La matière noire est une substance invisible qui représente environ 85 % de la matière de l’univers. Même si nous ne pouvons pas le voir, car il n’interagit pas avec la lumière ou le rayonnement électromagnétique, nous savons qu’il existe parce que sa gravité empêche les galaxies de se séparer. Pendant des décennies, les physiciens ont recherché une particule subatomique pour expliquer la matière noire, mais ces recherches ont largement échoué.

“L’explication la plus plausible du signal LIGO, qui manque de toute explication astrophysique conventionnelle, est la détection d’un trou noir primordial”, explique le chercheur Alberto Magaraggia.

Les trous noirs primordiaux sont des candidats idéaux pour la matière noire car ils possèdent une masse et exercent une attraction gravitationnelle, mais ils restent effectivement invisibles derrière leurs horizons événementiels.

En attendant le “Smoking Gun”

Malgré l’enthousiasme, la communauté scientifique reste prudente.
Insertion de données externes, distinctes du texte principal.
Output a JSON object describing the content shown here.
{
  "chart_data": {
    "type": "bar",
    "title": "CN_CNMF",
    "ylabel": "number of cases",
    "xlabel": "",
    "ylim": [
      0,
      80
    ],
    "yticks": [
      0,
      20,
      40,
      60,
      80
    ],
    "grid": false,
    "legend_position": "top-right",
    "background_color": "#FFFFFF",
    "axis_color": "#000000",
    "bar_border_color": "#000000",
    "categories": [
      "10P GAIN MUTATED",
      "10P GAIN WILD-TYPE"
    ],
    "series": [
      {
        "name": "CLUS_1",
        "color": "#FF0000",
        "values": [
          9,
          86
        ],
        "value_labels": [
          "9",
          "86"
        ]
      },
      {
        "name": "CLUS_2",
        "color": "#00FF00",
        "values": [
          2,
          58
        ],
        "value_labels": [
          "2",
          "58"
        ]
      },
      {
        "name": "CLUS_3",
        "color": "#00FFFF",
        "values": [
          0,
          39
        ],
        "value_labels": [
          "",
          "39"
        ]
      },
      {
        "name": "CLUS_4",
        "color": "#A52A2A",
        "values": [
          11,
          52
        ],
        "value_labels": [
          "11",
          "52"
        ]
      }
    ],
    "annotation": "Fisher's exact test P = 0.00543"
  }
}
Il est possible que le signal LIGO soit simplement du « bruit » – une interférence dans les bras laser massifs du détecteur.
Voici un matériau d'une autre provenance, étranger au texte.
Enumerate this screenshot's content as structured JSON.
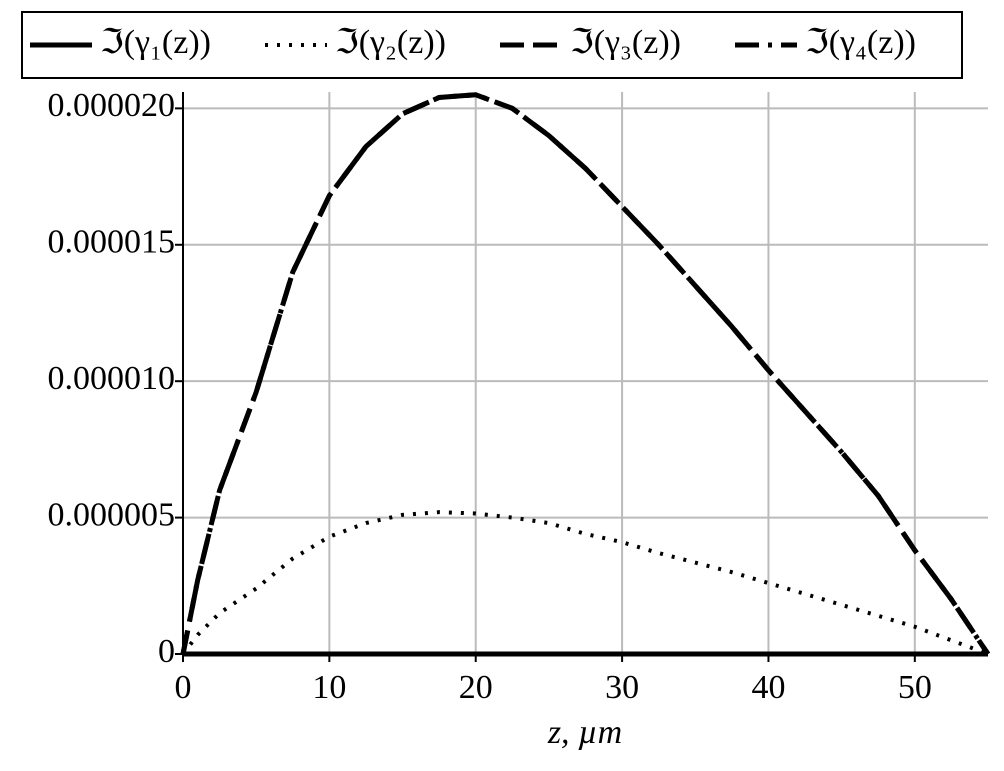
{
  "chart_data": {
    "type": "line",
    "x_label": "z, µm",
    "x": [
      0,
      1,
      2.5,
      5,
      7.5,
      10,
      12.5,
      15,
      17.5,
      20,
      22.5,
      25,
      27.5,
      30,
      32.5,
      35,
      37.5,
      40,
      42.5,
      45,
      47.5,
      50,
      52.5,
      54,
      55
    ],
    "series": [
      {
        "name": "ℑ(γ₁(z))",
        "color": "#000000",
        "dash": "solid",
        "values": [
          0,
          0,
          0,
          0,
          0,
          0,
          0,
          0,
          0,
          0,
          0,
          0,
          0,
          0,
          0,
          0,
          0,
          0,
          0,
          0,
          0,
          0,
          0,
          0,
          0
        ]
      },
      {
        "name": "ℑ(γ₂(z))",
        "color": "#000000",
        "dash": "dot",
        "values": [
          0,
          7e-07,
          1.5e-06,
          2.4e-06,
          3.5e-06,
          4.3e-06,
          4.8e-06,
          5.1e-06,
          5.2e-06,
          5.15e-06,
          5e-06,
          4.8e-06,
          4.4e-06,
          4.1e-06,
          3.7e-06,
          3.35e-06,
          3e-06,
          2.6e-06,
          2.2e-06,
          1.8e-06,
          1.4e-06,
          1e-06,
          5e-07,
          2e-07,
          0
        ]
      },
      {
        "name": "ℑ(γ₃(z))",
        "color": "#000000",
        "dash": "dash",
        "values": [
          0,
          2.7e-06,
          6e-06,
          9.6e-06,
          1.4e-05,
          1.68e-05,
          1.86e-05,
          1.98e-05,
          2.04e-05,
          2.05e-05,
          2e-05,
          1.9e-05,
          1.78e-05,
          1.64e-05,
          1.5e-05,
          1.35e-05,
          1.2e-05,
          1.04e-05,
          8.9e-06,
          7.4e-06,
          5.8e-06,
          3.8e-06,
          2e-06,
          8e-07,
          0
        ]
      },
      {
        "name": "ℑ(γ₄(z))",
        "color": "#000000",
        "dash": "dashdot",
        "values": [
          0,
          2.7e-06,
          6e-06,
          9.6e-06,
          1.4e-05,
          1.68e-05,
          1.86e-05,
          1.98e-05,
          2.04e-05,
          2.05e-05,
          2e-05,
          1.9e-05,
          1.78e-05,
          1.64e-05,
          1.5e-05,
          1.35e-05,
          1.2e-05,
          1.04e-05,
          8.9e-06,
          7.4e-06,
          5.8e-06,
          3.8e-06,
          2e-06,
          8e-07,
          0
        ]
      }
    ],
    "xlim": [
      0,
      55
    ],
    "xticks": [
      0,
      10,
      20,
      30,
      40,
      50
    ],
    "ylim": [
      0,
      2.06e-05
    ],
    "yticks": [
      0,
      {
        "value": 5e-06,
        "label": "0.000005"
      },
      {
        "value": 1e-05,
        "label": "0.000010"
      },
      {
        "value": 1.5e-05,
        "label": "0.000015"
      },
      {
        "value": 2e-05,
        "label": "0.000020"
      }
    ],
    "grid": true,
    "legend": "top"
  }
}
Les chercheurs Nico Cappelluti et Alberto Magaraggia de l’Université de Miami s’efforcent de prouver que ces signaux sont légitimes. Leurs modèles suggèrent que même si ces trous noirs subsolaires devraient être rares, ils sont suffisamment fréquents pour être détectés par la technologie actuelle et future.

Le chemin vers la confirmation nécessite plus d’un signal. Pour passer d’un « indice alléchant » à un fait scientifique, les astronomes ont besoin d’une « preuve irréfutable » : une série de détections cohérentes qui correspondent aux modèles prédits des trous noirs primordiaux.

Le long jeu de la découverte

L’histoire de la physique suggère qu’il faut de la patience. Albert Einstein avait prédit les ondes gravitationnelles en 1915, mais il a fallu un siècle de progrès technologiques pour les détecter réellement en 2015.

Avec les mises à niveau à venir des réseaux LIGO, Virgo et KAGRA, et le futur déploiement de la LISA (Laser Interferometer Space Antenna) basée dans l’espace, les outils permettant de confirmer ces anciennes reliques cosmiques sont enfin en cours de construction.


Conclusion : Bien que la détection d’un trou noir subsolaire reste à confirmer, elle constitue une piste vitale dans la recherche de trous noirs primordiaux, comblant potentiellement le fossé entre le Big Bang et le mystère de la matière noire.